A veces me pregunto si las cofradías tienen claro qué son y cuáles son sus funciones. Cada vez me lo pregunto con más frecuencia y es lo que me preocupa. No me queda nada claro, la verdad. Las recientes polémicas suscitadas esta misma Cuaresma me confirman que algo falla en el cerebro de algunos cofrades, que presumen de serlo pero que luego no ejercen. Eso, de toda la vida de Dios, y puede que incluso de antes, se ha llamado incoherencia. Participamos, de forma voluntaria, en unas organizaciones públicas de fieles que son parte destacada de la Iglesia Católica, pero parece que sólo para lo que nos interesa. El incienso nos provoca ceguera. El redoble, sordera. Nos apartamos del Evangelio y de su mensaje.

Es lícito, y es bueno, que cada individuo tenga unas convicciones, una ideología, y que las defienda. Es la base de cualquier democracia, como la que España disfruta, gracias a Dios. Es loable que cada persona tenga iniciativa y trate de cambiar el mundo. Pero el cofrade que lo es, el de verdad, siendo partícipe igualmente del mundo en el que vive, con sus ideales y principios, tiene que asumir y no puede renunciar a la doctrina y a la moral de la Iglesia, la Santa, Católica y Apostólica, como se reza en el Credo de cualquier quinario y función principal a la que asistimos, en el sacrificio renovado de cada Eucaristía. Y, por tanto, es exigible que actué y se manifieste de forma consecuente. Si no lo hace, surge el conflicto. Como ha pasado, por desgracia, con mayor o menor fortuna y acierto en la toma de decisiones y en el proceder.

El cofrade tiene que responsabilizarse de ello, tiene que aceptar las reglas del juego que, gusten más o menos, son las que son. Ni puede caer en la trampa de quienes utilizan al Papa Francisco en beneficio propio y no en beneficio de la Iglesia a la que pertenecen las hermandades. Y en contra del obispo. Ni mucho menos pueden pretender desvincularlas, pues ya hay otros que se desvinculan con sus actos. No se trata de ser sumisos. No somos borregos, sino que aceptamos con docilidad la voz del mismo Cristo al que decimos seguir y que está escrita en el Evangelio.

Y bien es cierto que la Iglesia es santa, pero también pecadora puesto que está compuesta de personas y gobernada por una jerarquía que a menudo ofrece pocos argumentos para seguir confiando en su magisterio. Pero es la autoridad y tiene que ejercerla porque es su obligación.

Quien no lo acate, quien se rebele, más le valdría fundar una nueva Iglesia: la Iglesia Cofrade de los 7 Días, para seguir sacando santos a la calle sin estar sujeto a ninguna disciplina eclesial.
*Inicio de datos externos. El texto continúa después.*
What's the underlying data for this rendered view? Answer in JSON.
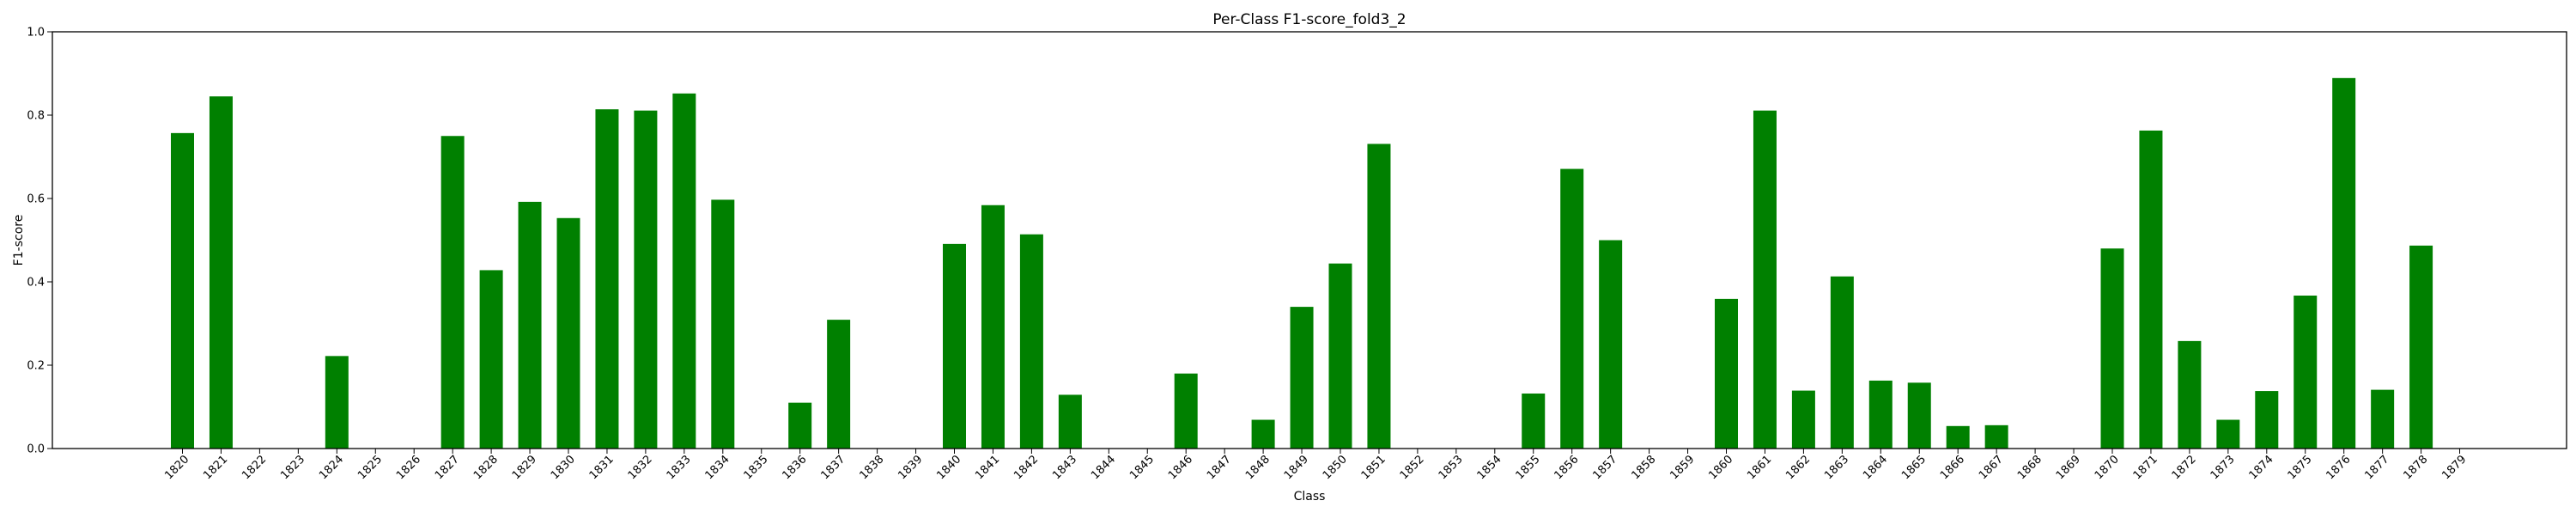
{
  "chart_data": {
    "type": "bar",
    "title": "Per-Class F1-score_fold3_2",
    "xlabel": "Class",
    "ylabel": "F1-score",
    "ylim": [
      0,
      1.0
    ],
    "yticks": [
      "0.0",
      "0.2",
      "0.4",
      "0.6",
      "0.8",
      "1.0"
    ],
    "grid": false,
    "bar_color": "#008000",
    "categories": [
      "1820",
      "1821",
      "1822",
      "1823",
      "1824",
      "1825",
      "1826",
      "1827",
      "1828",
      "1829",
      "1830",
      "1831",
      "1832",
      "1833",
      "1834",
      "1835",
      "1836",
      "1837",
      "1838",
      "1839",
      "1840",
      "1841",
      "1842",
      "1843",
      "1844",
      "1845",
      "1846",
      "1847",
      "1848",
      "1849",
      "1850",
      "1851",
      "1852",
      "1853",
      "1854",
      "1855",
      "1856",
      "1857",
      "1858",
      "1859",
      "1860",
      "1861",
      "1862",
      "1863",
      "1864",
      "1865",
      "1866",
      "1867",
      "1868",
      "1869",
      "1870",
      "1871",
      "1872",
      "1873",
      "1874",
      "1875",
      "1876",
      "1877",
      "1878",
      "1879"
    ],
    "values": [
      0.757,
      0.845,
      0,
      0,
      0.222,
      0,
      0,
      0.75,
      0.428,
      0.592,
      0.553,
      0.814,
      0.811,
      0.852,
      0.597,
      0,
      0.11,
      0.309,
      0,
      0,
      0.491,
      0.584,
      0.514,
      0.129,
      0,
      0,
      0.18,
      0,
      0.069,
      0.34,
      0.444,
      0.731,
      0,
      0,
      0,
      0.132,
      0.671,
      0.5,
      0,
      0,
      0.359,
      0.811,
      0.139,
      0.413,
      0.163,
      0.158,
      0.054,
      0.056,
      0,
      0,
      0.48,
      0.763,
      0.258,
      0.069,
      0.138,
      0.367,
      0.889,
      0.141,
      0.487,
      0
    ]
  }
}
Libres e independientes. Al antojo. Ahí está la Semana Santa del Palmar de Troya, sin ir más lejos. Esa Iglesia Cofrade de los 7 Días estaría sustentada en el culto vacío a unos nuevos titulares inventados, una religión basada únicamente en la estética y en aquello que convenga. La fe en la magnificencia, en la perfección artística. La religiosidad a la carta con muchas velas y flores. Bastaría con el permiso de la policía para plantarse en la calle. No lo duden, tendría muchos adeptos. Pero mientras tanto, lo que es, es.